- 翻訳で多いお仕事の内容について教えてください。
- 特に根強い需要があるのは、金融・IT分野、その他メディカル分野も増えています。金融では、保険や銀行、監査法人などが多く、たとえば会計監査や財務の報告書、契約書、レポートなどの翻訳が多くあります。ITでは、自社製品を持つIT企業からの依頼と、さまざまなクライアントとの長短期プロジェクトを持つITサービス企業があり、要件定義書、仕様書、詳細設計書、マニュアル、プレゼンテーション資料などの翻訳が多いです。また、メディカルでは、症例・治験などがあり、海外本社向け文書なども翻訳しています。
その他、自動車メーカー、法律事務所、一般消費財、流通、食品などもあります。ゲームやソーシャルネットワーク分野の企業から、最近、仕事の依頼が続いています。日本で作られたゲームを海外向けにしたり、逆に海外のゲームなど日本向けにしたりとローカライズの仕事も増えています。また、言語についてはやはり英語が一番多いですが、アジア圏も増えてきていて、たとえば最近では中国語や韓国語、タイ語の翻訳の仕事もありました。 - 翻訳のお仕事の傾向について教えてください。
- 翻訳の需要は年々高まっています。幅広い業種から社内翻訳や翻訳が含まれる業務の依頼がありますが、最近特に、活発なビジネス展開で知られるインド系ITサービス会社から、さまざまな事業会社とのプロジェクトに対応いただける翻訳者の依頼が増加しています。
そこでは、もちろんIT分野での翻訳力が問われますが、さらに、プロジェクトの相手企業が、自動車メーカーや家電であったり、メディカルであったりすると、IT翻訳力に加えて、クライアント先が扱っている製品やサービスに関する知識や翻訳経験があると有利になります。 - 未経験の方がこのお仕事に就くには、どのような方法がありますか?
- 翻訳経験がない人は、まず英文事務や部内アシスタント、秘書など、業務の一部分で簡単な翻訳が含まれる仕事を選び、経験を積んでいくと良いと思います。
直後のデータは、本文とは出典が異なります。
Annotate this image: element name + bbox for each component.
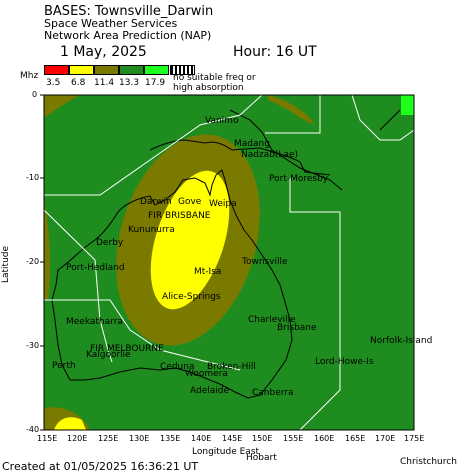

翻訳の実務経験や翻訳学校などを通して実力が伴ってくると、さらにステップアップし、翻訳量が多い仕事にチャレンジすることができます。英語の読み書きが多い仕事や翻訳チェッカーなどは、翻訳の仕事につながる経験になりますので、お薦めです。
また、特定の業界の就業経験で得られる専門知識は、翻訳に繋がる要素となりえます。例えば、システムエンジニアからIT翻訳者へ、また、金融業界での就業経験から金融翻訳者へといった事例もあります。翻訳の仕事は語学力がもちろん必須ですが、背景となる業界・専門知識を持っている方はより精度の高い訳文を作ることができると思います。 - どんなスキルがあると時給アップにつながりますか?
- 翻訳の難易度によって、おおよその時間給が決まっています。そのため、経験が増え、さらに翻訳力が上がってくると、難易度が高く時間給の高い仕事に移るのが一般的です。また、就業中に貢献度が認められて、時給がアップしたり、社員への登用となるケースもあります。
仕事に応募するタイミングで、語学の資格が必須です。最近ではTOEIC900点以上を取得している人も多く、また、英検一級も取得していると職務経歴書としては、説得力が出てきます。
また、翻訳のトレーニングを受けていると、自己流ではなく、翻訳の基本がきちんと出来ていると捉えられます。最近では、翻訳支援ツールTrados使用経験を問われる仕事も増えています。金融分野ではUSCPA(米国公認会計士)やBATIC(国際会計検定)を取得している方、IT分野であれば、システム関連の資格を取得している人もいます。
翻訳力に加えて、英会話でのコミュニケーション力があり、さらに、通訳もある程度対応できる方もいらっしゃいます。上司や一緒に働く方が外国の方の場合、周りの人と英語でコミュニケートしなければなりません。このような力をお持ちであれば、翻訳者の付加価値になります。 - このお仕事に求められるのは、どんな人材ですか?
- プロ意識を持って翻訳に取り組むことは大前提。求められる人材は、次の3つを満たしている方です。1つ目は、品質とスピードの両方を兼ね備えている方。2つ目は、チームワークを発揮して業務を進めていける方。社内翻訳者は、色々な人たちとの関わりの中で、翻訳業務を進めていきます。その中で、コミュニケーション力が問われます。そして3つ目は、様々なニーズに対応できる柔軟性です。ルーティンの翻訳もあれば、突発的に発生するケースもあります。概略だけわかれば良いという翻訳もあれば、社運を左右するような重要な局面での翻訳もあります。読み手が誰かによって訳すマナーも変わってきます。原文を深く理解し、文化の置き換えを図った上で正確に伝えなければなりません。さまざまなリクエストに柔軟に応えていくことも、社内翻訳者として大切です。